Once granted the NHR status, recipients will have an overseas income (including earnings from work, business, investments, rental, capital gains, pensions) exempt from taxation for 10 years. There will also be no tax on wealth during said period. Additionally, any income generated in Portugal will be taxed at a flat rate of 20% instead of at the progressive rate that can reach 48%.
Unless you are considered a non-resident taxpayer, you must pay tax on your worldwide income if you live in Portugal. To be considered a tax resident you must live in Portugal for at least 183 days of the tax year or if you have a permanent residence there as of 31st December.
Official Portuguese residents must fill out an annual tax return self-assessment form to declare their income.
It is also important to know that Portugal has tax treaties with all EU countries as well as several non-EU countries to prevent double taxation.
The Serviço Nacional de Saúde, SNS (Portugal’s National Health Service), provides free healthcare for Portuguese citizens and foreign residents. The SNS is publicly funded and works through community health centres, hospitals and local health units.
If you plan on retiring to Portugal from an EU country, you can access this system through the SNS with an S1 form. This a healthcare certificate issued by your home country’s pension centre.
Even though the healthcare service is considered good compared to international standards, many expats also hire additional health insurance, from among the many available in the country.
If you come from a non-EU country, you won’t have access to the free healthcare system until you become a permanent resident, so you might need private health insurance.
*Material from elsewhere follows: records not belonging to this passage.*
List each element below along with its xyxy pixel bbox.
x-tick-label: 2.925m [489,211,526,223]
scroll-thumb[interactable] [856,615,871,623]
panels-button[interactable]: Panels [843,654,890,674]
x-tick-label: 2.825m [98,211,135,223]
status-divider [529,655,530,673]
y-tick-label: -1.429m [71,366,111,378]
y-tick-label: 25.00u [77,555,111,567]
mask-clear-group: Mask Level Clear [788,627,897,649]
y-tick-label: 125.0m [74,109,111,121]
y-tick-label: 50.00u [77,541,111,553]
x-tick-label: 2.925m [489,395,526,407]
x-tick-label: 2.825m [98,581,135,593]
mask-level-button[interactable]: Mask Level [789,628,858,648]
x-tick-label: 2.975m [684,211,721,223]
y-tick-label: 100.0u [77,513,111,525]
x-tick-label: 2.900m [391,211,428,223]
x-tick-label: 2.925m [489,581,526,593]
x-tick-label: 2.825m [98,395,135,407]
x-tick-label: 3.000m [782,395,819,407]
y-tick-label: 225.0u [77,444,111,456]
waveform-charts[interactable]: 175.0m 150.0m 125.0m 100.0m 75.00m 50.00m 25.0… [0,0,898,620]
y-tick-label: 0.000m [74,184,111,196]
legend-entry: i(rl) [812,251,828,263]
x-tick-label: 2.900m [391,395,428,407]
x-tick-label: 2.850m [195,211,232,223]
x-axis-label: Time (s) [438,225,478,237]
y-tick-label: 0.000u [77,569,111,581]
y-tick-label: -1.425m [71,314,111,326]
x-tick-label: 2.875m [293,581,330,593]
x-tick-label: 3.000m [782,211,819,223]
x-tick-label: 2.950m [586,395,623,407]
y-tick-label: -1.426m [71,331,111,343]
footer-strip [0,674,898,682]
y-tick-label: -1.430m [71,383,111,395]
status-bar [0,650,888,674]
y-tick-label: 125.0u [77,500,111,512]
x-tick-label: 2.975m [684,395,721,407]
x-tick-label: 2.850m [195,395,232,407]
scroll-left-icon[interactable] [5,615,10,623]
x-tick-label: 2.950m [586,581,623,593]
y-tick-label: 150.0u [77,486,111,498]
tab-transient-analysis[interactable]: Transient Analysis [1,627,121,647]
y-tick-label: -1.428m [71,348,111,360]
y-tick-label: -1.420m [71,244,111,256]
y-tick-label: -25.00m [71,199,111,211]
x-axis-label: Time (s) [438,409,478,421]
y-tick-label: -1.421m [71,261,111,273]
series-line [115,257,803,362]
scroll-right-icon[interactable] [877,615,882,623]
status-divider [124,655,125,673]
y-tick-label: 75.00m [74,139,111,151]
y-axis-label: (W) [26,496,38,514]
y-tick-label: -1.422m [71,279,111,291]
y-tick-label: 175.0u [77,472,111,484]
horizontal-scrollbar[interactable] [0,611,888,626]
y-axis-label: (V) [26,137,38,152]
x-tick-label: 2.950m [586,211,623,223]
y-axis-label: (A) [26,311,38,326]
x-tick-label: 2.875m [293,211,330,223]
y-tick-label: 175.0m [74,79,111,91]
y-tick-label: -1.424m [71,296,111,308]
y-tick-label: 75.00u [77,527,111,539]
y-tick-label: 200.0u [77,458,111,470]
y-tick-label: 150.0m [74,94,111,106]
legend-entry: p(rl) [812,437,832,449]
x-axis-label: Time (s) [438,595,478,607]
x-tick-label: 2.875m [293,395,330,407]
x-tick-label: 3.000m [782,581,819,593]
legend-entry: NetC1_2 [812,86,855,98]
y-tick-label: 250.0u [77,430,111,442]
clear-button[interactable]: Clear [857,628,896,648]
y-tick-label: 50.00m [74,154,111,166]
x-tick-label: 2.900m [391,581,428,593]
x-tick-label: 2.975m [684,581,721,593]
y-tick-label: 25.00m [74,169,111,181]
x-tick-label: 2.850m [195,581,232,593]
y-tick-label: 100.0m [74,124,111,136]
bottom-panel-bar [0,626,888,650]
Portuguese inheritance law dictates that any inheritance process must follow the laws of the home country of the deceased. So, if you retire in Portugal from the UK, the UK inheritance laws will apply. If the spouse is from a different country than the deceased, Portuguese law can apply if Portugal is the country of residence.
There is no inheritance tax in Portugal regarding property. However, there is stamp duty in Portugal, paid at a 10% flat rate, although spouses, descendants and ascendants are exempt.
Under Portuguese inheritance law, a portion of the estate must be distributed to legitimate heirs, including spouse, biological and adopted descendants and ascendants of the deceased. Only the will of the deceased can interfere with that.
Now that you have all this information, you are one step closer to getting to live the retirement of your dreams in sunny Portugal!